United Way funding Cass County foster child enrichment program

Published 9:59 am Wednesday, October 4, 2017

CASSOPOLIS — United Way is providing funding of $12,000 for the Cass County Family Court Foster Child Enrichment Project.

The project’s goal is to better serve neglected and/or abused children at risk due to removal from their caregiver(s). While some funding is available to meet basic needs of neglected and/or abused children, the funding received from United Way will be used by Cass County Family Court to address foster children’s unmet basic needs as well as to provide for enrichment services and supplies using a holistic focus to assist the children’s adjustment to out of home placements allowing them not just to survive but to flourish.

“Providing children with items that many children outside the child welfare system take for granted makes a big difference in how children view themselves and the world, which may lead to the children striving to better achieve, as well as impacting how the children are viewed by their peer group and others,” said Cass County Chief Judge Susan L. Dobrich.

In addition, provision of such items and services strengthens children’s connection with their schools and communities; better connections with schools and communities has the tendency to increase literacy and graduation rates. Cass County Family Court is fortunate to receive support from the CASA program, which meets some of the foster children’s enrichment needs. However, there are more children in foster care than the CASA program can accommodate.

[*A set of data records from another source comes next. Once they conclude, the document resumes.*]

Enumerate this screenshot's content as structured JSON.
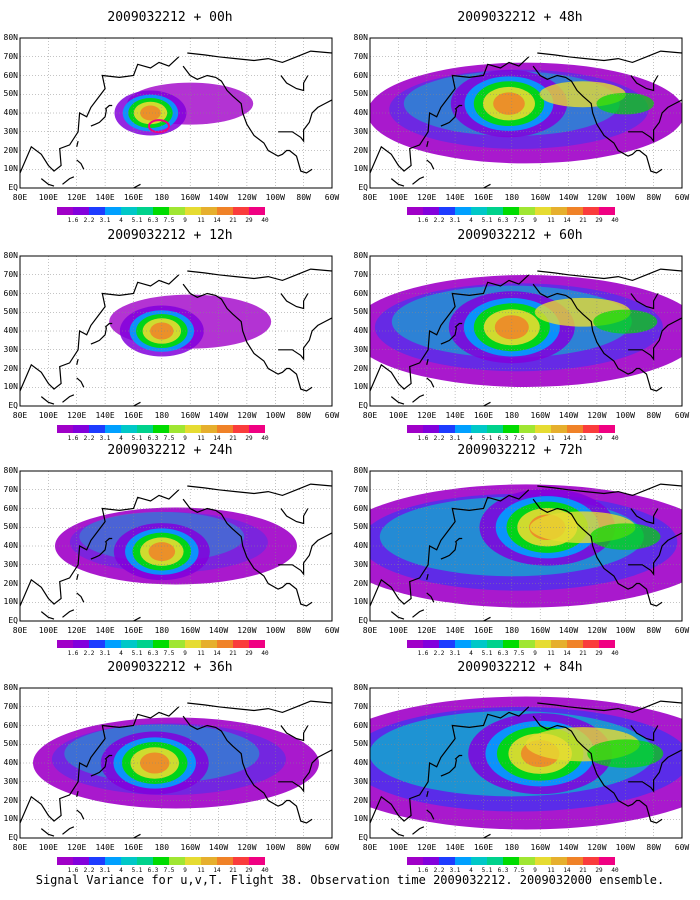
{
  "caption": "Signal Variance for u,v,T. Flight 38. Observation time 2009032212. 2009032000 ensemble.",
  "panels": [
    {
      "title": "2009032212 + 00h",
      "intensity": 0.35,
      "center_lon": 172,
      "center_lat": 40
    },
    {
      "title": "2009032212 + 12h",
      "intensity": 0.45,
      "center_lon": 180,
      "center_lat": 40
    },
    {
      "title": "2009032212 + 24h",
      "intensity": 0.55,
      "center_lon": 180,
      "center_lat": 37
    },
    {
      "title": "2009032212 + 36h",
      "intensity": 0.65,
      "center_lon": 175,
      "center_lat": 40
    },
    {
      "title": "2009032212 + 48h",
      "intensity": 0.72,
      "center_lon": 178,
      "center_lat": 45
    },
    {
      "title": "2009032212 + 60h",
      "intensity": 0.8,
      "center_lon": 180,
      "center_lat": 42
    },
    {
      "title": "2009032212 + 72h",
      "intensity": 0.88,
      "center_lon": 205,
      "center_lat": 50
    },
    {
      "title": "2009032212 + 84h",
      "intensity": 0.95,
      "center_lon": 200,
      "center_lat": 45
    }
  ],
  "lon_labels": [
    "80E",
    "100E",
    "120E",
    "140E",
    "160E",
    "180",
    "160W",
    "140W",
    "120W",
    "100W",
    "80W",
    "60W"
  ],
  "lat_labels": [
    "80N",
    "70N",
    "60N",
    "50N",
    "40N",
    "30N",
    "20N",
    "10N",
    "EQ"
  ],
  "colorbar": {
    "ticks": [
      "1.6",
      "2.2",
      "3.1",
      "4",
      "5.1",
      "6.3",
      "7.5",
      "9",
      "11",
      "14",
      "21",
      "29",
      "40"
    ],
    "colors": [
      "#a000c8",
      "#8200dc",
      "#1e3cff",
      "#00a0ff",
      "#00c8c8",
      "#00d28c",
      "#00dc00",
      "#a0e632",
      "#e6dc32",
      "#e6af2d",
      "#f08228",
      "#fa3c3c",
      "#f00082"
    ]
  },
  "colors": {
    "coast": "#000000",
    "grid": "#888888",
    "land_bg": "#ffffff"
  }
}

This United Way funding provides for foster children’s unmet needs and allows Family Court to collaborate with Court representatives, representatives from DHHS, children’s Guardian-Ad-Litems, children’s therapists, child caregivers, children’s placements, and any other persons with knowledge of the children’s emotional, educational and physical needs to assess and provide for those unmet needs.

“It is very difficult to measure happiness; however, we are able to observe the presence of or absence of happiness,” said Court Administrator Carol Montavon Bealor. “Experience with these cases has shown us that children are happier when their lives are normalized after removal from their caregiver(s) and when the children have opportunities to enjoy activities enjoyed by and taken for granted by children who have not been a part of the child welfare system.

“While receiving school supplies, personal items, a new bicycle or tennis lessons may not seem like it would make much of an impact, it can mean the world to a child who is placed with strangers, in a strange environment, and possibly attending a new school because it normalizes the child’s situation and provides the opportunity for them to better settle into that new situation. We are thrilled that United Way is providing the means for the Cass County Family Court to provide the ‘extras’ our Cass County foster kids deserve.”

No additional staff would be hired to implement this program so that all funds can be used to directly benefit foster children. This project is further enhanced by the Cass Family Court’s track record of collaboration with other community agencies to develop evidence-based intervention strategies.

These same types of strategies have been utilized in Cass County’s problem-solving courts and have expanded into traditional court proceedings, including abuse and neglect.